O impacto das crises económicas no mercado imobiliário
Por Alexandre Leitão, CEO da AML
Nos últimos tempos, o mercado imobiliário global tem sido uma arena intrigante de flutuações e resiliência. A resposta à pergunta “estamos no fim da crise global?” É a que todos analistas tentam responder perante a volatilidade dos mercados imobiliários. Nos últimos meses, o preço das casas na Austrália registou um aumento, enquanto nos Estados Unidos o sector imobiliário recuperou 1,6% relativo aos mínimos de janeiro, com as ações das construtoras a superarem a prestação do mercado acionista. Enquanto isso, na zona euro, o mercado imobiliário parece estar numa fase de estabilidade. Os economistas esperavam uma crise sobre os preços das casas nos Estados Unidos, mas os preços permaneceram estáveis, apesar da Reserva Federal ter aumentado as taxas de juro pela primeira vez desde março de 2022.

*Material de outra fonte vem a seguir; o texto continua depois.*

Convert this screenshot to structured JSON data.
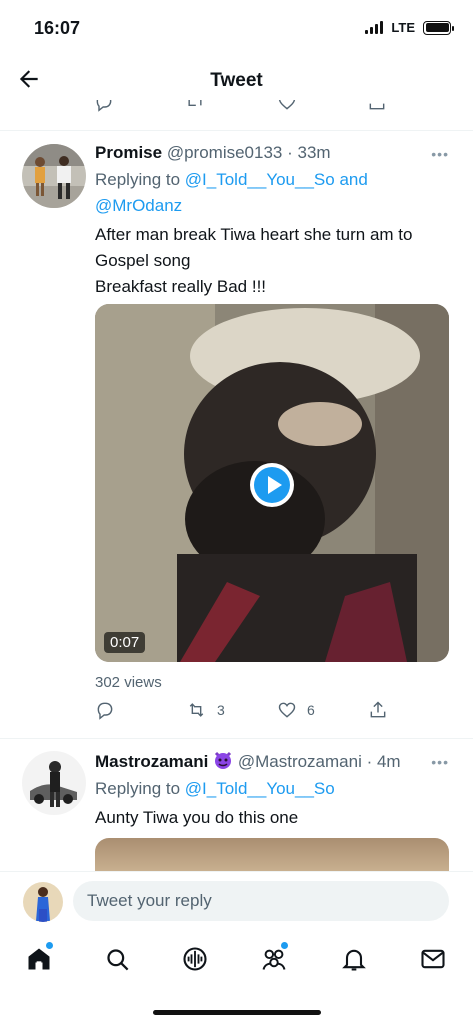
{
  "status_bar": {
    "time": "16:07",
    "network": "LTE"
  },
  "header": {
    "title": "Tweet"
  },
  "tweets": [
    {
      "name": "Promise",
      "handle": "@promise0133",
      "time": "· 33m",
      "replying_prefix": "Replying to",
      "mention_1": "@I_Told__You__So",
      "joiner": "and",
      "mention_2": "@MrOdanz",
      "text_line_1": "After man break Tiwa heart she turn am to Gospel song",
      "text_line_2": "Breakfast really Bad !!!",
      "video_duration": "0:07",
      "views": "302 views",
      "retweets": "3",
      "likes": "6"
    },
    {
      "name": "Mastrozamani",
      "handle": "@Mastrozamani",
      "time": "· 4m",
      "replying_prefix": "Replying to",
      "mention_1": "@I_Told__You__So",
      "text_line_1": "Aunty Tiwa you do this one"
    }
  ],
  "reply_box": {
    "placeholder": "Tweet your reply"
  },
  "bottom_nav": {
    "items": [
      {
        "icon": "home-icon",
        "notification_dot": true
      },
      {
        "icon": "search-icon",
        "notification_dot": false
      },
      {
        "icon": "spaces-icon",
        "notification_dot": false
      },
      {
        "icon": "communities-icon",
        "notification_dot": true
      },
      {
        "icon": "notifications-icon",
        "notification_dot": false
      },
      {
        "icon": "messages-icon",
        "notification_dot": false
      }
    ]
  },
  "colors": {
    "accent": "#1d9bf0",
    "secondary_text": "#536471",
    "border": "#eff3f4"
  }
}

No período que antecedeu a crise financeira de 2007-2009, os preços das casas subiram constantemente até 41% acima do valor médio dos últimos 5 anos. Durante a pandemia do Covid-19, os preços voltaram a subir, mas desde então o aumento das taxas de juro encareceu as hipotecas e desacelerou a economia global. O mercado imobiliário global registou uma queda significativa nos preços das casas. Atualmente, os preços estão 3% abaixo em relação ao máximo registado e 8-10% abaixo do ajuste pela inflação. Esta correção está em linha com a média histórica que se verificou desde o século passado.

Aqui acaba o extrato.